Fresh Hacker News | We Saved $500k per Year by Rolling Our Own "S3"

▲We Saved $500k per Year by Rolling Our Own "S3"(engineering.nanit.com)

130 points by mpweiher 9 hours ago | 19 comments

▲varenc 1 hour ago

In HN style, I'm going to diverge from the content and rant about the company:

Nanit needs this storage because they run cloud based baby cameras. Every Nanit user is uploading video and audio of their home/baby live to Nanit without any E2EE. It's a hot mic sending anything you say near it to the cloud.

Their hardware essentially requires a subscription to use, even though it costs $200/camera. You must spend an additional $200 on a Nanit floor stand if you want sleep tracking. This is purely a software limitation since there's plenty of other ways to get an overhead camera mount. (I'm curious how they even detect if you're using the stand since it's just a USB-C cable. Maybe etags?)

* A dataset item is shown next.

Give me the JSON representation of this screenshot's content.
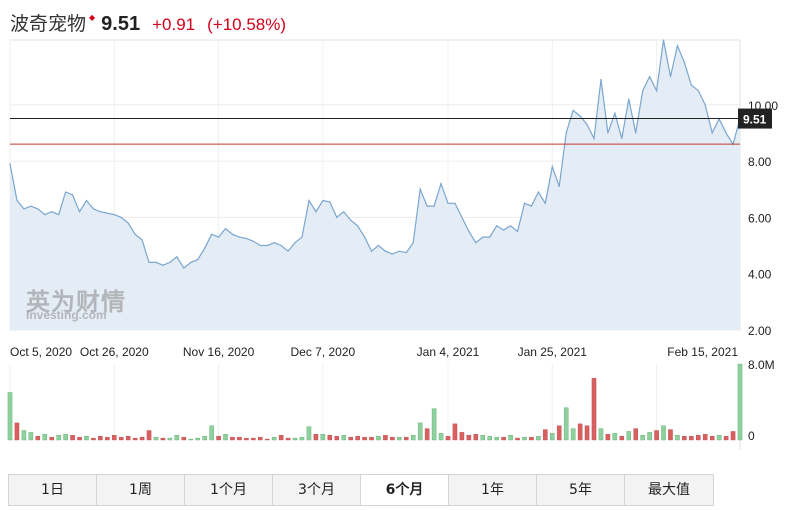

Of course Nanit is a popular and successful product that many parents swear by. It just pains me to see cloud based in-home audio/video storage being so normalized. Self-hosted video isn't that hard but no one makes a baby-monitor centric solution. I'm sure the cloud based video storage model will continue to be popular because it's easy, but also because it helps justifies a recurring subscription.

edit: just noticed an irony in my comment. I'm ranting about Nanit locking users into their 3rd party cloud video storage, and the article is about Nanit's engineering team moving off a 3rd party (S3) and self-hosting their own storage. Props to them for getting off S3.

▲sbrother 1 hour ago

As a happy customer, I picked nanit because it actually worked. We didn’t even use the “smart” features, but “you can turn on the app from anywhere you happen to be and expect the video feed to work” is unfortunately a bar that no competitor I tried could meet. The others were mostly made by non-software companies with outsourced apps that worked maybe 50% of the time.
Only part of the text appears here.